The author introduces Chen Yelin, researcher Chen Yelin, researcher and doctoral supervisor of the Interdisciplinary Research Center of Biology and Chemistry, Shanghai Institute of Organic Chemistry, Chinese Academy of Sciences
.
He graduated from Peking University with a bachelor's degree in biochemistry and molecular biology, and then entered Vanderbilt University in the United States to conduct research and development of new psychotropic drugs targeting glutamate receptors, and obtained a doctorate degree in neurobiology.
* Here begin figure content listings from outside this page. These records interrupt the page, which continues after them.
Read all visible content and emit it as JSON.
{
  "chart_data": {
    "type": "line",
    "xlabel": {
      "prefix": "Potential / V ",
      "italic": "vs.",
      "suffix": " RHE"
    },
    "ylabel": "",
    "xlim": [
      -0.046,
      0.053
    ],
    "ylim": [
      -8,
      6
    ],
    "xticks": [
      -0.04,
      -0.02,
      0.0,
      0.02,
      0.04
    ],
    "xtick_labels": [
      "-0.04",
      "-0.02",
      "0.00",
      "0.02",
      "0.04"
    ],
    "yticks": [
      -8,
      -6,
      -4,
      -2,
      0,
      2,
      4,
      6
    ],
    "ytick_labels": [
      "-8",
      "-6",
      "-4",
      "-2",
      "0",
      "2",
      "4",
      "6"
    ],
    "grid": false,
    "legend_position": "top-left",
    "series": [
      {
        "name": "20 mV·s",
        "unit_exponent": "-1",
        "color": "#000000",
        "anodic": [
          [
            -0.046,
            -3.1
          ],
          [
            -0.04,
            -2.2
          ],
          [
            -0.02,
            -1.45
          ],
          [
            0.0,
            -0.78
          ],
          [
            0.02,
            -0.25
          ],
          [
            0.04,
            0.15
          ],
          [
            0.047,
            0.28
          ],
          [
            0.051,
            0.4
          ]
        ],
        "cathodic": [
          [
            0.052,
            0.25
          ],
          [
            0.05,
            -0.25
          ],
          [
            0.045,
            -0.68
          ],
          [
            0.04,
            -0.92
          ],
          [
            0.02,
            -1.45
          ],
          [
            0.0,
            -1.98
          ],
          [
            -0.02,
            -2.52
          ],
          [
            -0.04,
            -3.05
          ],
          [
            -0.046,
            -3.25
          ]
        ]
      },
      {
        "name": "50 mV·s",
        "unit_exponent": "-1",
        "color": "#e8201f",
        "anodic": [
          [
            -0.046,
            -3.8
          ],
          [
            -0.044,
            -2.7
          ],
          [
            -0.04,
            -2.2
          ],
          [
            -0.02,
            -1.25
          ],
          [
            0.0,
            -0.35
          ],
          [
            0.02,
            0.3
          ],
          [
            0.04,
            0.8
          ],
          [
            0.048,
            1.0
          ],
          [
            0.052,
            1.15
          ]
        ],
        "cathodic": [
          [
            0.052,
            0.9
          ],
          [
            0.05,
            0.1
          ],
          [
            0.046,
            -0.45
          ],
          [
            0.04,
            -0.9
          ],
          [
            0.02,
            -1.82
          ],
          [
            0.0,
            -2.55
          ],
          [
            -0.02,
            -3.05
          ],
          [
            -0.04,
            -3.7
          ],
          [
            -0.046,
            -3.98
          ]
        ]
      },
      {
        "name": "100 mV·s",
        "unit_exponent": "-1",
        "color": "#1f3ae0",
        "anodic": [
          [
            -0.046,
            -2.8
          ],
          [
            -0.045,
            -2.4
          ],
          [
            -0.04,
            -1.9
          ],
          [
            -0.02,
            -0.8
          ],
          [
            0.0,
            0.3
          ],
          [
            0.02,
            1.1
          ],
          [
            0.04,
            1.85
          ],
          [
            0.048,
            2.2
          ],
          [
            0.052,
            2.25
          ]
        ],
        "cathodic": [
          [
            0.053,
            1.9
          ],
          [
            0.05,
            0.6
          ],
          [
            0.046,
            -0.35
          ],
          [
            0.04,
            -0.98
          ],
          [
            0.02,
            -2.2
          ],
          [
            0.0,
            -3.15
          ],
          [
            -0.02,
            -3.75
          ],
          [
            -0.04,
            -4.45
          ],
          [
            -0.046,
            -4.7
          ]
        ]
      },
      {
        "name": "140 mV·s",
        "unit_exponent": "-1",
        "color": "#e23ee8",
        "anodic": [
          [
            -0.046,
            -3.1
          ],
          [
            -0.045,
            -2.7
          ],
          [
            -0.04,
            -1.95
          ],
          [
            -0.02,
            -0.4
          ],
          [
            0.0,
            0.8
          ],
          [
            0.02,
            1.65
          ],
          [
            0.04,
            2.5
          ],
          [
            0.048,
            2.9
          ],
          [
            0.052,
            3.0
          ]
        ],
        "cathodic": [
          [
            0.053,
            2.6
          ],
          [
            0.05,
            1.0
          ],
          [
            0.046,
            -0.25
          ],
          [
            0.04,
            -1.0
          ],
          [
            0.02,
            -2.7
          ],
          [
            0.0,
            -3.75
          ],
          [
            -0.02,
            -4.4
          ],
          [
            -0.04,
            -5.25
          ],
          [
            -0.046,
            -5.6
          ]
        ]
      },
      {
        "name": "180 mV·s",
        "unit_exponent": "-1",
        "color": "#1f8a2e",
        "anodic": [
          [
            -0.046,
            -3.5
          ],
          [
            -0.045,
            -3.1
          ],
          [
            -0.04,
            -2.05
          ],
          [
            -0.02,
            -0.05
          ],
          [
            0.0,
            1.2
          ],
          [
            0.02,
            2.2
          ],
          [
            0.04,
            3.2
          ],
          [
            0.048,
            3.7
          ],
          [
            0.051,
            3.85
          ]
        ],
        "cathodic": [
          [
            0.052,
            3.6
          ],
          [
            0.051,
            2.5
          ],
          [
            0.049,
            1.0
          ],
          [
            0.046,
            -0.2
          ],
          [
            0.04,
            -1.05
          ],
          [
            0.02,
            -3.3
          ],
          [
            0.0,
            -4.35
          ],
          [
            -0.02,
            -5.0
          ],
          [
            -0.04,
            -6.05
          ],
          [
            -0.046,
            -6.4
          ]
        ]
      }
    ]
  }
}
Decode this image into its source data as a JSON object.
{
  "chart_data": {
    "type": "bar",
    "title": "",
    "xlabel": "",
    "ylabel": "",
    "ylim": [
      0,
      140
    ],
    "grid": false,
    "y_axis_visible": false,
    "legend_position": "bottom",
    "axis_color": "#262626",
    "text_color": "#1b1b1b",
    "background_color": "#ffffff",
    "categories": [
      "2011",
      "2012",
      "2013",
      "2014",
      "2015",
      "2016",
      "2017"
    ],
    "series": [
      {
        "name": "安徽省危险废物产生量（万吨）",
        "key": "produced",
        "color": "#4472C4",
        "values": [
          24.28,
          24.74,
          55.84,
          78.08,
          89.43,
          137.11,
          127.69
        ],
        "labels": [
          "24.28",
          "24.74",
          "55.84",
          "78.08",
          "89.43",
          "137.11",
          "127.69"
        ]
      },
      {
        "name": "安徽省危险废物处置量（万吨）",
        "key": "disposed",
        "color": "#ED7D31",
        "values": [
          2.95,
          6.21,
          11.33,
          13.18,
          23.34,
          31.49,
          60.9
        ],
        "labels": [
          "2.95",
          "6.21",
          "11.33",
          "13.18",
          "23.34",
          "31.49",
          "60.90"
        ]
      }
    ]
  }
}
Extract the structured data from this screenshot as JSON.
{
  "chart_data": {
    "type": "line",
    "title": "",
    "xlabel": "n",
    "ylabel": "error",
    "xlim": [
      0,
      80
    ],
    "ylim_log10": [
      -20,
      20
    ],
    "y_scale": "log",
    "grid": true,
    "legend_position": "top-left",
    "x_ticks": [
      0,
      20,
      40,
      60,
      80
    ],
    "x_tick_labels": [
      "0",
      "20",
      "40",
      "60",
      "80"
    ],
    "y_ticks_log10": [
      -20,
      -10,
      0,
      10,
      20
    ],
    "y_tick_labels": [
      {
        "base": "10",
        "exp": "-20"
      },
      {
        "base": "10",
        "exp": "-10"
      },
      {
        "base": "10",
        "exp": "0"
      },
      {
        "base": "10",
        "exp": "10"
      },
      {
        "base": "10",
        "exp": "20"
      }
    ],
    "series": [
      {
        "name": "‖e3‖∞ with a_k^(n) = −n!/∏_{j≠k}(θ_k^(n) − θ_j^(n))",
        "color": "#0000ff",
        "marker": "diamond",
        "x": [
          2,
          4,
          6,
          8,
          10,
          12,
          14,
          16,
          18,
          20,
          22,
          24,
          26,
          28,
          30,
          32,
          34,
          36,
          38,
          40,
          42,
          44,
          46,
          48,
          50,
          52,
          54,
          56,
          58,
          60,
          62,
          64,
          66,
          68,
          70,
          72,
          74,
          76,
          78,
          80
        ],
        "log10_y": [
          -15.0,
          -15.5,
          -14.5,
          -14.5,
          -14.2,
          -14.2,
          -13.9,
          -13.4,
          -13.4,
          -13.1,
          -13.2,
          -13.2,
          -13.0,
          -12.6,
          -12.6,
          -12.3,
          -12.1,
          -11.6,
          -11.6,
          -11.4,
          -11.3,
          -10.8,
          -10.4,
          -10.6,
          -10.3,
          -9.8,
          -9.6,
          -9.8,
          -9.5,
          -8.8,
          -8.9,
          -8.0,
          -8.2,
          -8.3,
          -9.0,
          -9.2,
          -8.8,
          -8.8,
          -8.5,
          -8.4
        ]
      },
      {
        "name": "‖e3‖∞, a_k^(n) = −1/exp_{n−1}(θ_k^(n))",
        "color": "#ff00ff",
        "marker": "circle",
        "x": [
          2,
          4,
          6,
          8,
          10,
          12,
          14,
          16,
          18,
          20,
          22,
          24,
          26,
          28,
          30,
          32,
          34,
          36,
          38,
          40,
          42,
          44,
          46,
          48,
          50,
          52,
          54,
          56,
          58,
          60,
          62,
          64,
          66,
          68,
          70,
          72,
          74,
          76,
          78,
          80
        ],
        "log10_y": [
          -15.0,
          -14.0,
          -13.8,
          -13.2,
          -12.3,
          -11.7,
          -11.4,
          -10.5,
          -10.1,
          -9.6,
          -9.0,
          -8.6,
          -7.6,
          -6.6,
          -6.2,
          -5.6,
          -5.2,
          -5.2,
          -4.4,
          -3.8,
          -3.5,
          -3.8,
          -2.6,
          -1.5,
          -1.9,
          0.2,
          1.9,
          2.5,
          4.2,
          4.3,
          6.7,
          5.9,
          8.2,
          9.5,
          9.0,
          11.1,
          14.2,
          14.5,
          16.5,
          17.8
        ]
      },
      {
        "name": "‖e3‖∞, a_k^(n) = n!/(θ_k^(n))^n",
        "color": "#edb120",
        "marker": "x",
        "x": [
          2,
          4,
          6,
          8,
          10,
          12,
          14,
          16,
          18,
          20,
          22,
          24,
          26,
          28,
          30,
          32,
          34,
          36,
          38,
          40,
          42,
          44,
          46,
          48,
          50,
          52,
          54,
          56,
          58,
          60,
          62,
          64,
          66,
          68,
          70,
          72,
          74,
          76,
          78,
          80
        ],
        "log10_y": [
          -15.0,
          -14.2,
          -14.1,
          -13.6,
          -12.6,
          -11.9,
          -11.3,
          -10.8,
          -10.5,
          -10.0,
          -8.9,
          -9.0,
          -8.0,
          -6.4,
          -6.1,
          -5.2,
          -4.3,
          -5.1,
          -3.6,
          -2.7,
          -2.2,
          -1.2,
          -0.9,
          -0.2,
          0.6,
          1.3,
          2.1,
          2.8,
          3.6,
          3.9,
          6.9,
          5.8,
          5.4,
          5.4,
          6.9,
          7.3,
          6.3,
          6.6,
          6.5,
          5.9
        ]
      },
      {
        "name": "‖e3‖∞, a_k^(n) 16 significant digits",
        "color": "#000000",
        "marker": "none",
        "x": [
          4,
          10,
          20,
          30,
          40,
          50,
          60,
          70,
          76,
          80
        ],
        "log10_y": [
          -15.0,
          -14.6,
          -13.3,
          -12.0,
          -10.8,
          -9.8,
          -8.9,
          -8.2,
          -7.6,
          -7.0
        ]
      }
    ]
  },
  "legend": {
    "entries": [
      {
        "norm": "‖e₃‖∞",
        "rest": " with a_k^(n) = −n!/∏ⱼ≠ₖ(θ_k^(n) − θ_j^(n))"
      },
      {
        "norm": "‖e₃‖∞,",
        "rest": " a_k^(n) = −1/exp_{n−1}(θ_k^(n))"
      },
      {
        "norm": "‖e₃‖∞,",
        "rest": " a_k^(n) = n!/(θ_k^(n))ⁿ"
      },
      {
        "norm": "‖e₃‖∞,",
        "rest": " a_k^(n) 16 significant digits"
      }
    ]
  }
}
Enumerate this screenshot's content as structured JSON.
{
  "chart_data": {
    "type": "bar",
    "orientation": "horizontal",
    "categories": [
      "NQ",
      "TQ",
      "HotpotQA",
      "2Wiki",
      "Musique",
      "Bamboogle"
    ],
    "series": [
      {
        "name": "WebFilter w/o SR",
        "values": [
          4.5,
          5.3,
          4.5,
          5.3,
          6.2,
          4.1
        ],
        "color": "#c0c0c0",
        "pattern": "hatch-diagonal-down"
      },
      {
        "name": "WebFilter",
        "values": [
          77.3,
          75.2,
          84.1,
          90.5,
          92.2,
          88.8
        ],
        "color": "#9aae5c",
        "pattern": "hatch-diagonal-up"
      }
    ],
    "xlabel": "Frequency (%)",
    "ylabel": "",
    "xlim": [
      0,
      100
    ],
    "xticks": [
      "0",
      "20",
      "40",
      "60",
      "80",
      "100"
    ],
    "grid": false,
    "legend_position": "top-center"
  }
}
The Faculty and Genentech Biotechnology conduct postdoctoral training in the same research area
.
In 2015, he joined the Interdisciplinary Research Center of Biology and Chemistry, Shanghai Institute of Organic Chemistry, Chinese Academy of Sciences as research team leader and researcher, focusing on the pathogenesis of mental diseases and neurodegenerative diseases
.
The research group mainly uses molecular cell neurobiology and pharmacology to study the pathogenic mechanism of brain diseases
.
Professor Huazhi Shen Huazhi Shen (Morgan Sheng), Fellow of the Royal Society; Co-Director of the Stanley Center for Psychiatry at Harvard University and the Broad Institute of MIT; Professor of the Department of Brain and Cognitive Sciences, MIT
.
From 2001 to 2008, he was a professor of the Department of Neuroscience at the Massachusetts Institute of Technology; from 2008 to 2019, he was the senior vice president of neuroscience at Genentech Biotechnology; in 2019, he joined the Broad Institute as the co-director of the Stanley Center for Psychiatry
.
He has served on the editorial boards of Neuron, Journal of Neuroscience, and Current Opinions in Neurobiology, and has published more than 200 peer-reviewed articles to date
.
His main research interests are the molecular mechanisms of synaptic structure and plasticity and the molecular and cellular biology of neurodegenerative diseases
.
Zhou Jia Ph.
D.
candidate at the Interdisciplinary Research Center of Biology and Chemistry, Shanghai Institute of Organic Chemistry, Chinese Academy of Sciences
.
In 2016, he entered Chen Yelin's research group to study for a doctoral degree.
His main research direction is NMDA receptor function and brain diseases
.
Related paper information The original paper was published in Cell Reports, a journal of CellPress Cell Press.